4. Pimientos de Padron ($9) What does it say about the effort a restaurant is putting out when the only thing that is properly cooked and flavored are a handful of salted pan seared peppers? To me it says, "They are relying on their sprinkling of Battali dust to create a regular clientele of [mostly young] people with far more money than discernment."

2. Razor Clams a la Plancha ($15) "The Augery of the Pan con Tomate" is never wrong. I'm just going to say it. First thing that came to mind. "Wow. I just ate grilled silly putty." Perhaps I was wrong to break my rule of not ordering seafood on Sunday and Monday?

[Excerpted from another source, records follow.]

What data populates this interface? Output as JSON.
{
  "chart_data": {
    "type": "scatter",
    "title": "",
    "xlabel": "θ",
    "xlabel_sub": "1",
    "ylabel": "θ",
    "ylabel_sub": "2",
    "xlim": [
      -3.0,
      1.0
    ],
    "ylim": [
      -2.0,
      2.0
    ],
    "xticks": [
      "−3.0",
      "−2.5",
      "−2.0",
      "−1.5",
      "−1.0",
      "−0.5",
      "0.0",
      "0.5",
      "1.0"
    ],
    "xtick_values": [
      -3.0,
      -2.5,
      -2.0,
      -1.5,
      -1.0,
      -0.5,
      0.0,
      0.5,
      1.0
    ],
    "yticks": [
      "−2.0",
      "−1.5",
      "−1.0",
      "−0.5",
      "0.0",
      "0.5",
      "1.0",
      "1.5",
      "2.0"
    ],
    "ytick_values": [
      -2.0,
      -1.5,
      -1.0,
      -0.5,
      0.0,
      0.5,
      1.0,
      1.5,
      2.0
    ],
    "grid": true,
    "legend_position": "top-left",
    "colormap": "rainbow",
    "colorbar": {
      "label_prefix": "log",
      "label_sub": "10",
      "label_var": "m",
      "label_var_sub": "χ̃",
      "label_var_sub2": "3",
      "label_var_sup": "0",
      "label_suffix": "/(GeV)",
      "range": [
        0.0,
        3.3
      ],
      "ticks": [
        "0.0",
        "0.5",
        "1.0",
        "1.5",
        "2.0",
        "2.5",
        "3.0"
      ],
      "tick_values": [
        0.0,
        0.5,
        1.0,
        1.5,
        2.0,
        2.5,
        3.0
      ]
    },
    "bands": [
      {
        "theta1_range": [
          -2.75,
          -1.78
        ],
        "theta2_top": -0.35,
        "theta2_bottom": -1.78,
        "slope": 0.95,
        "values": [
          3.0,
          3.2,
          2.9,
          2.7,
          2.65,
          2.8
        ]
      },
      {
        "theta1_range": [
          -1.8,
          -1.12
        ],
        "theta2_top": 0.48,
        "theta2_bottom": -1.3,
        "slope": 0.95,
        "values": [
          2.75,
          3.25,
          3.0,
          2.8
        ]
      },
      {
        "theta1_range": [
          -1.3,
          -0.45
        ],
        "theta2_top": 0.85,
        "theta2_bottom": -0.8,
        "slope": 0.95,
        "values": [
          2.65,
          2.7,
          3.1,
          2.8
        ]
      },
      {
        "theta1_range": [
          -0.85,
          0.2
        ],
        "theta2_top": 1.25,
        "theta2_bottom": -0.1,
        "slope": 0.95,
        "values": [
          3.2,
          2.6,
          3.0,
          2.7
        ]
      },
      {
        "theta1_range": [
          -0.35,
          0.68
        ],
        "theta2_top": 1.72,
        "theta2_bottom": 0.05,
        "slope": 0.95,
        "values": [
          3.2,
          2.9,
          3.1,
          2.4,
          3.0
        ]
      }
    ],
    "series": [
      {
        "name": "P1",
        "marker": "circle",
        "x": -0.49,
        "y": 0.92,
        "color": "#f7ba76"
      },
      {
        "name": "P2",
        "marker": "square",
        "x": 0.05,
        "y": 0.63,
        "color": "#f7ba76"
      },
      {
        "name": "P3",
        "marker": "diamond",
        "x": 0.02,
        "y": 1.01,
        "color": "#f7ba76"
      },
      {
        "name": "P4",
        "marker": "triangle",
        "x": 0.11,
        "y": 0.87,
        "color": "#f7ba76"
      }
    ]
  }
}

5. Heirloom Tomatoes with Boquerones ($16) Sixteen bucks. Two tiny fillets of bland pseudo-boquerones. You do the math. I'll spend the rest of the night figuring out how much chutzpah you have to have to pass off this totally tasteless fish throttled by far-too-strong olive oil for the impossible marriage of sweet flesh and fish-oil that defines boquerones. Unripe, flavorless green tomatoes made one of their many many appearences in this dish. I'm bitter. I know boquerones. i love boquerones. These were no boquerones.

6. Hudson Valley Pork Croquetas with Green Tomatoes ($15) I'm not a croquette fan. Too reminiscent of all those Mrs. Paul's fishsticks my mom would foist on the babysitter to make when we were kids, but my compadres like them. I tried them. Meh. I will vent my wrath though, on the fact that they were served with a MUSTARDY/MAYO sauce. You cannot do that in a tapas/raciones place. You must think, "diverse, but cohesive."

7. Lamb Ribs with Squash and Harissa ($19) This was truly awful. Awe-full. I was full of awe. How can you screw this up so badly? You screw up the harissa. If you like harissa, do not order this. If you like an incoherent mix of spices that will creepily remind you of the smell of WD 40, go right ahead.

8. Patatas Bravas ($9) Take it from me, if you've had patatas bravas in any one of a thousand unpretentious and stunning tapas bars or restaurants from Barcelona to Sevilla and are jonesing for more, go to, bid low, and save yourself from this nightmare. These were, again, truly awful and unartfully presented to boot. Again wtih the WD 40. And to serve Casa Mono's overcooked and chewy potato in San Francisco would get you arrested, no-bond.

9. Chopitos with White Beans and Salsa de Tinta ($15) I looked forward second most to this dish, after the boquerones. It was described as small pieces of cuttlefish over a mash of white beans. Today is a Monday. Perhaps that explains the unmistakeably un-fresh taste and smell of the cuttlefish? The white beans were totally without taste. No garlic. No olive oil. No salt. I never tasted nothing before. Very zen.

10. House-Made Chorizo with Manchego Crujiente ($15) I didn't try this dish. Too scared by this point. Husband's take, "It was a ground meat patty, not a sausage and it tasted burnt."

My husband and I did enjoy an overpriced quorto (1.3333333 glasses) of a lovely Forjas del Salnés Leirana 2008 Rias Baixas Albariño for a whopping $25.

Finally, it was over.

I have never been so relieved, with the exception of Passover Seders hosted by Orthodox relatives, to have been done with a meal.

We tumbled out into the street and caught the first cab for Rice to Riches for some comfort food dessert, and were washed clean of the remnants of WD 40.

Casa Mono is not for people who like to eat good food, in a comfortable setting, that was prepared by people who care about it and you. I'm not sure who it's for. Certainly not anyone who loves Spain.